The occurrence of cell-infiltrated intimal lesions at the confluence of many small tributaries with canine jugular and femoral veins suggested that these areas (confluences) might (1) differ structurally from the rest of the receiving vein and (2) serve as initiation sites for thrombi. To explore these possibilities, the number of tributaries was determined by careful blunt dissection, and the architecture of confluences was studied by light and scanning and transmission electron microscopy. In addition to confluences formed by a named tributary (omobrachial), canine jugular veins averaged 11 confluences formed with small (0.2 to 2.5 mm diameter) unnamed tributaries that had not been previously described. Femoral veins averaged eight confluences of which four were formed with small unnamed tributaries. Double-leafed valves were found at 90% of jugular and 76% of femoral vein confluences. Previously such valves were described only at the confluence of superficial with deep leg veins. Corrosion casts of iliac, saphenous, azygous, costocervical, and maxillary veins as well as cranial and caudal vena cava demonstrated a similar pattern of tributaries and valves.

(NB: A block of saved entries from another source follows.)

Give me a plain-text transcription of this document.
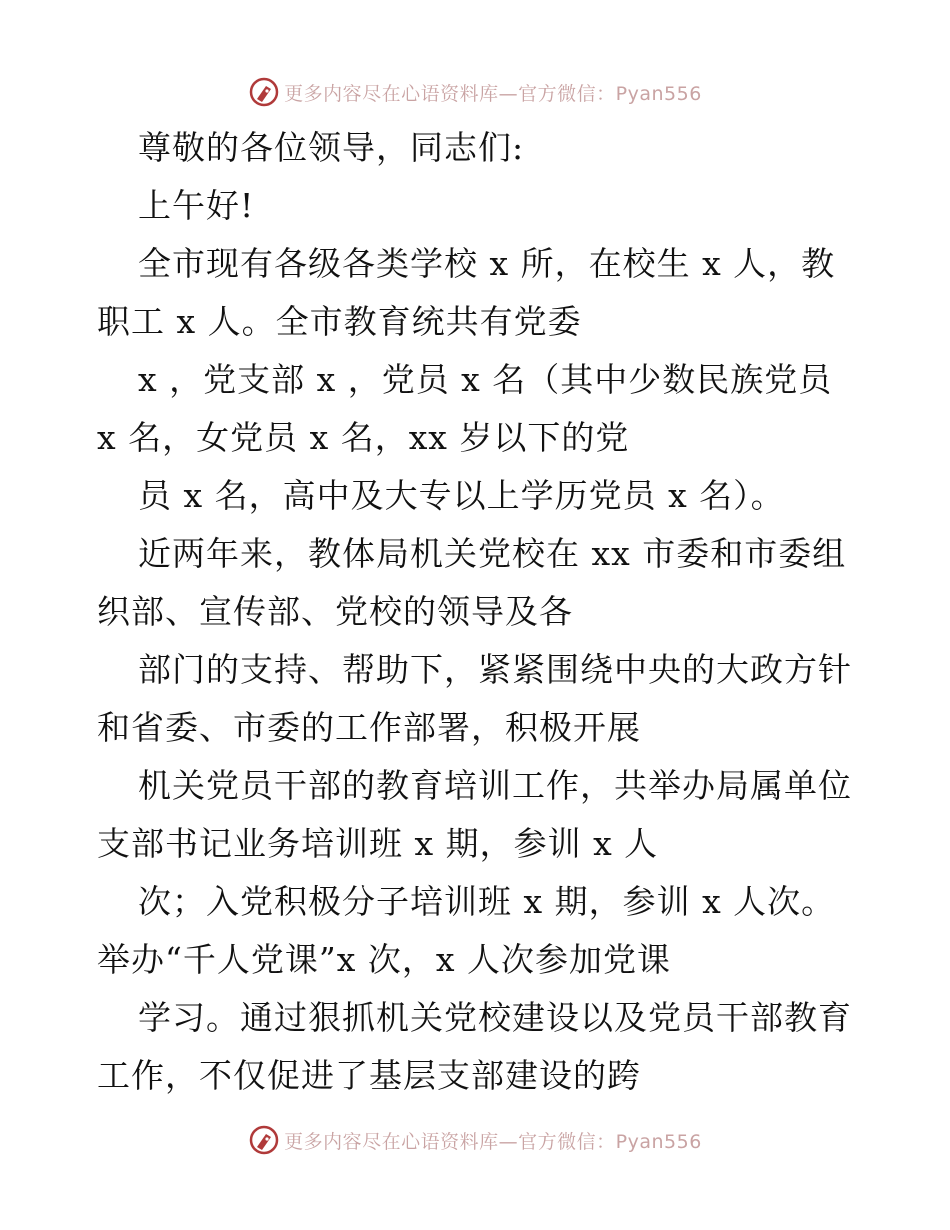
更多内容尽在心语资料库—官方微信：Pyan556
尊敬的各位领导，同志们:
上午好!
全市现有各级各类学校 x 所，在校生 x 人，教
职工 x 人。全市教育统共有党委
x ，党支部 x ，党员 x 名（其中少数民族党员
x 名，女党员 x 名，xx 岁以下的党
员 x 名，高中及大专以上学历党员 x 名）。
近两年来，教体局机关党校在 xx 市委和市委组
织部、宣传部、党校的领导及各
部门的支持、帮助下，紧紧围绕中央的大政方针
和省委、市委的工作部署，积极开展
机关党员干部的教育培训工作，共举办局属单位
支部书记业务培训班 x 期，参训 x 人
次；入党积极分子培训班 x 期，参训 x 人次。
举办“千人党课”x 次，x 人次参加党课
学习。通过狠抓机关党校建设以及党员干部教育
工作，不仅促进了基层支部建设的跨
更多内容尽在心语资料库—官方微信：Pyan556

The three structures (receiving vein, tributary, valves) that formed the confluence differed, necessitating considerable modification as they approached the area of fusion. Jugular and femoral vein walls contained 5 to 10 layers of smooth muscle, abundant collagen, and a small amount of elastin. Tributary walls contained 0 to 2 discontinuous smooth muscle cell layers, limited collagen, and no elastin. As receiving veins approached a confluence, the thickness decreased by 15 to 77% except at valve attachment sites, which were thickened. A cluster of smooth muscle cells formed the junction of valve leaflets with vein. Endothelium was continuous over the luminal surface of all three structures. Calculations showed that these small-valved tributaries make only a small contribution to venous return. On the other hand, there is considerable information to support the concept that local attenuation of the vein wall would lead to localized vessel dilation, resulting in rupture of the endothelium and basement membrane.